Die Wahl zum Biberacher Jugendparlament findet später statt als geplant. Bislang gibt es nur zehn Bewerber – nötig sind mindestens 15.

Die geplante Wahl zum Jugendparlament in Biberach wird verschoben. Grund dafür sind zu wenige Kandidaten: Trotz einer bereits verlängerten Bewerbungsfrist haben sich bislang nur zehn Jugendliche beworben. Damit die Wahl stattfinden kann, braucht es mindestens 15 Kandidaten.

Der neue Wahlzeitraum ist von Montag, 2. November, bis Freitag, 13. November 2026. Gewählt wird an den weiterführenden Schulen in Biberach.

Bewerbungen noch bis Mitte Oktober möglich

Jugendliche haben jetzt noch einmal die Chance, selbst für das Jugendparlament anzutreten. Die neue Bewerbungsfrist läuft bis Sonntag, 11. Oktober. Kandidieren können Jugendliche, die in Biberach oder einem der Teilorte wohnen, mindestens die siebte Klasse besuchen und höchstens 19 Jahre alt sind. Die Bewerbungsunterlagen gibt es im Rathaus in Zimmer 106, im Jugendhaus und online auf der Internetseite des Biberacher Jugendparlaments.

Stadt prüft auch andere Formen der Jugendbeteiligung

Parallel zur verlängerten Bewerbungsphase soll es ein gemeinsames Treffen der bisherigen Mitglieder des Jugendparlaments und der aktuellen Kandidaten geben.

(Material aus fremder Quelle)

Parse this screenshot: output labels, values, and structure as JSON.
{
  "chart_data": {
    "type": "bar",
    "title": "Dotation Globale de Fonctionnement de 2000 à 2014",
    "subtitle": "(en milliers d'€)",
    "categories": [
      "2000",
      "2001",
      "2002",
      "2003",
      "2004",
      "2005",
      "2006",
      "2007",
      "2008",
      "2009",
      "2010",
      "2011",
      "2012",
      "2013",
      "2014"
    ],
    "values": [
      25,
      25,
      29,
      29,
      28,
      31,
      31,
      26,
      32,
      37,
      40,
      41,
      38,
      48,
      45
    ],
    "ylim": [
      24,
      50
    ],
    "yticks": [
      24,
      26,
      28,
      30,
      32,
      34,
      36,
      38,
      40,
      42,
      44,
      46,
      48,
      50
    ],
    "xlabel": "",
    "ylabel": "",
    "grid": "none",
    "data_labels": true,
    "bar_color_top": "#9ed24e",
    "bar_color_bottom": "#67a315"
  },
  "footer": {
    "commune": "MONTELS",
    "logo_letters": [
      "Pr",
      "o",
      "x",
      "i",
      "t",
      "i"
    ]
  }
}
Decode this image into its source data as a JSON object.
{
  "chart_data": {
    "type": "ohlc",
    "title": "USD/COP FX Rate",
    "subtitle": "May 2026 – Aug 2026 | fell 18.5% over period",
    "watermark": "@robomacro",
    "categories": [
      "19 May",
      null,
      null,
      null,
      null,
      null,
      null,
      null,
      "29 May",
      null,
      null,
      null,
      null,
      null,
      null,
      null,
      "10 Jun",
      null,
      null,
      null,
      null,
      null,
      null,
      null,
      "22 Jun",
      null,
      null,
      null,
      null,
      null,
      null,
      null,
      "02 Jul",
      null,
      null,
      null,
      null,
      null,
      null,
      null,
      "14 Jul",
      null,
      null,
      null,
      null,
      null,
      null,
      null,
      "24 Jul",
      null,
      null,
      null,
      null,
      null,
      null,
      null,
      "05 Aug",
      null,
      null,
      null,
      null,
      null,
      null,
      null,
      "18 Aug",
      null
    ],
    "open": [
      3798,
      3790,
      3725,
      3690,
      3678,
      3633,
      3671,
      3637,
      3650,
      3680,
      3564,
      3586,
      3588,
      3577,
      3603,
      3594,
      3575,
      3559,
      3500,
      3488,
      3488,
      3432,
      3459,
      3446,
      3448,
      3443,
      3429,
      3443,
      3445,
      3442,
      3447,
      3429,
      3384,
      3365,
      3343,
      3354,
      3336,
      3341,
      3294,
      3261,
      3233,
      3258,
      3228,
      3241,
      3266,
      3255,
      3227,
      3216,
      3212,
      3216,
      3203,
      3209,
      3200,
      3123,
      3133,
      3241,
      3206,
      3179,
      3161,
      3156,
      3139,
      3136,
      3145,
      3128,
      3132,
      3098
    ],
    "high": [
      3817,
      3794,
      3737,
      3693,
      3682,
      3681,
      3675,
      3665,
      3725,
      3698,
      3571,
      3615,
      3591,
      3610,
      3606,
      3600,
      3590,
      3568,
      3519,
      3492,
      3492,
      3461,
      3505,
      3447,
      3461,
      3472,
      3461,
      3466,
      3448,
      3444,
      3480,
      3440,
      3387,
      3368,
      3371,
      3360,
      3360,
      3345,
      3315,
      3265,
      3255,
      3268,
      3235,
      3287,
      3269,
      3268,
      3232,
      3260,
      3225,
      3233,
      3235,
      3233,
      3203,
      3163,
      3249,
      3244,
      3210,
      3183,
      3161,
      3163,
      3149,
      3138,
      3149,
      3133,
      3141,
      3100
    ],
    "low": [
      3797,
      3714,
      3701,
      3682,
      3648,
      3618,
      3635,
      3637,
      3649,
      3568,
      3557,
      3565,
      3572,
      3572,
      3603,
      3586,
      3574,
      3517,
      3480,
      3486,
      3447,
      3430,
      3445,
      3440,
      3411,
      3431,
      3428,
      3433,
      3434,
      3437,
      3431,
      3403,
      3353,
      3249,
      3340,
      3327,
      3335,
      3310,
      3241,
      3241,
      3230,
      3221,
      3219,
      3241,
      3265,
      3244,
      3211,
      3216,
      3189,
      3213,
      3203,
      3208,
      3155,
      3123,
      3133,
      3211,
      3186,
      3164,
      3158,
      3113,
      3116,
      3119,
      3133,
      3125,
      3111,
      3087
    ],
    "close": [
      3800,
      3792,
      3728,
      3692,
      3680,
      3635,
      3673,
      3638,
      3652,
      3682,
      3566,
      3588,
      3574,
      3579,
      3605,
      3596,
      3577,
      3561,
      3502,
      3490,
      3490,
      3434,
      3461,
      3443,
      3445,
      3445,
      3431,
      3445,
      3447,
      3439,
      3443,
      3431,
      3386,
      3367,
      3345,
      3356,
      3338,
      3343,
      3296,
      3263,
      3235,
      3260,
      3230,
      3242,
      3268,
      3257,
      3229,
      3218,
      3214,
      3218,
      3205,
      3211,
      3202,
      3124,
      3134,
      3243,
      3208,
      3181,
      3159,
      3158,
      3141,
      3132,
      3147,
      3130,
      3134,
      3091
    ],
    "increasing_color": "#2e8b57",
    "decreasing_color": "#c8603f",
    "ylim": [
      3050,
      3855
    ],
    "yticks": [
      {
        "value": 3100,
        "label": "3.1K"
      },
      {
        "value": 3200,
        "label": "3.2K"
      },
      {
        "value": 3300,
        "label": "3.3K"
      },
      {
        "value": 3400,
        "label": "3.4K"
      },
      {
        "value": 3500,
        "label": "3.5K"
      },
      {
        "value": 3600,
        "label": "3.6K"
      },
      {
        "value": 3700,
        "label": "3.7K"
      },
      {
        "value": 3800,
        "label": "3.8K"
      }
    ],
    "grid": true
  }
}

Dabei soll besprochen werden, wie sich Jugendliche künftig in Biberach beteiligen möchten. Nach Angaben der Stadt sollen dabei auch andere Beteiligungsformen und mögliche Alternativen zum bisherigen Jugendparlament diskutiert werden.

Das Biberacher Jugendparlament vertritt die Interessen der Jugendlichen gegenüber dem Gemeinderat und der Stadtverwaltung. Insgesamt werden elf Mitglieder gewählt. Sie können sich bei Jugendthemen in die Arbeit des Gemeinderats einbringen und verfügen über eigene Finanzmittel. Die Amtszeit beträgt zwei Jahre. Voraussetzung dafür, dass die Wahl überhaupt stattfinden kann, sind mindestens 15 Kandidaten.